İkinci olarak, açık kaynak yazılımlar, geniş bir geliştirici topluluğu ile işbirliği yapma fırsatı da sunar. Bu topluluklar, çeşitli becerilere sahip geliştiricileri bir araya getirir ve sorunlara çözüm bulmada durumlara adapte olabilen bir ortam sağlar. Kuruluşlar, açık kaynak projeleri ile etkileşime geçerek, endüstri profesyonelleri, akademisyenler ve diğer paydaşlarla bir araya gelme şansı elde ederler. Bu işbirliği, yenilikçi fikirlerin ortaya çıkmasına, hızlı çözümlerin bulunmasına ve projelerin daha geniş bir perspektiften ele alınmasına olanak tanır. Ayrıca, topluluklar aracılığıyla yapılan işbirliği, kuruluşların kendi içindeki ekiplerin yeteneklerini geliştirmelerine ve sürekli öğrenme kültürünü teşvik etmelerine yardımcı olur. Açık kaynak yazılım kullanmak, kuruluşlara geniş bir işbirliği ağına erişim sağlayarak daha güçlü ve çeşitli bir inovasyon ekosistemi oluşturma potansiyeli sunar.

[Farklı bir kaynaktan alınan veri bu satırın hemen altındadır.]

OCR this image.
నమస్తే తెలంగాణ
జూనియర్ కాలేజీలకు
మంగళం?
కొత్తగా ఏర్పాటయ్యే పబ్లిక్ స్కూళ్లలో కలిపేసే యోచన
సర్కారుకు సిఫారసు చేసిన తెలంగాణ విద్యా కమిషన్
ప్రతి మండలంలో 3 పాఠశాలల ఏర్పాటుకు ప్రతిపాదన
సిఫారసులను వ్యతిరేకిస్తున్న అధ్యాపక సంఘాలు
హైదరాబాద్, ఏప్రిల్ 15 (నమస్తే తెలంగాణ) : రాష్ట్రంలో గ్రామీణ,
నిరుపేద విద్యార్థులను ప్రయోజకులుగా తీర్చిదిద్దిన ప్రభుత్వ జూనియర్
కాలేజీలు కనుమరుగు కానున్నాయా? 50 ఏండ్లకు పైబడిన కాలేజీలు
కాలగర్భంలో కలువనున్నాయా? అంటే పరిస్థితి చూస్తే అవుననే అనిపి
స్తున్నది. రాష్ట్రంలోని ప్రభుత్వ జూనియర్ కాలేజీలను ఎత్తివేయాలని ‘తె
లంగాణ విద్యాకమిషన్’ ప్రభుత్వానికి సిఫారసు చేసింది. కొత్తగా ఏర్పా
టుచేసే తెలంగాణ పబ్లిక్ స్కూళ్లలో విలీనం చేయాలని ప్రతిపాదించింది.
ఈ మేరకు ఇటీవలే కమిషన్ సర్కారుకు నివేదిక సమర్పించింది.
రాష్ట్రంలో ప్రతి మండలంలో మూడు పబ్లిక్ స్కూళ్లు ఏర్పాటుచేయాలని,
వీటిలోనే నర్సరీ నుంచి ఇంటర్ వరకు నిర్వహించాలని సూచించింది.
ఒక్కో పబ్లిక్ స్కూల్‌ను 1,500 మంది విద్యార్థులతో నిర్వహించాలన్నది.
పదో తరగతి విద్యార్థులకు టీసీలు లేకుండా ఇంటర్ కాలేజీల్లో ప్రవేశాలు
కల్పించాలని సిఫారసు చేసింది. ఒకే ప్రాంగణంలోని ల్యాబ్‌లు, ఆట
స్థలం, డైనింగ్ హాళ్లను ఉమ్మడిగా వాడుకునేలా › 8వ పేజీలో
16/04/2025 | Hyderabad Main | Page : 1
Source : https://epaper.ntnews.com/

Açık kaynak projeler işbirliği ile gelişir, farklı geliştirici topluluklarını, uzmanları ve meraklıları bir araya getirir. Bu işbirliği modeli, bilginin ve uzmanlığın özgürce paylaşıldığı canlı bir ekosistem oluşturur.
– “The Benefits of Open Source Software: Empowering Innovation and Collaboration”
8 - Kamuya faydalar
Şeffaflık
Açık kaynak yazılım kullanımı, kamu kurumları için şeffaflık açısından önemli avantajlar sunar. İlk olarak, açık kaynak yazılımların kaynak kodları herkese açıktır, bu da kamuya açık kurumların yazılım geliştirme süreçlerini şeffaf hale getirir. Herkes, yazılımın nasıl oluşturulduğunu ve işlediğini inceleyebilir ve dolayısıyla kamu projelerine ve hizmetlere duyulan güveni artırır. Şeffaf bir geliştirme süreci, potansiyel hataların daha hızlı tespit edilmesini ve düzeltilmesini sağlar, bu da güvenilir ve güvenli bir yazılım ortaya çıkmasına katkıda bulunur.
Ayrıca, açık kaynak yazılımların kullanımı, kamusal kaynakların daha etkili bir şekilde kullanılmasına olanak tanır. Kamu kurumları, mevcut yazılımları özelleştirebilir ve ihtiyaçlarına uygun olarak uyarlayabilir, bu da maliyet etkin çözümler oluşturabilir. Açık kaynak yazılımların kullanımı aynı zamanda rekabetçi ihale süreçlerinde daha şeffaf bir ortam yaratır, çünkü herkes projeye katkıda bulunabilir ve değerlendirebilir. Bu, kamu kaynaklarının daha etkin bir şekilde yönetilmesine ve toplumun genelinde daha şeffaf bir kamu hizmeti sunulmasına olanak tanır.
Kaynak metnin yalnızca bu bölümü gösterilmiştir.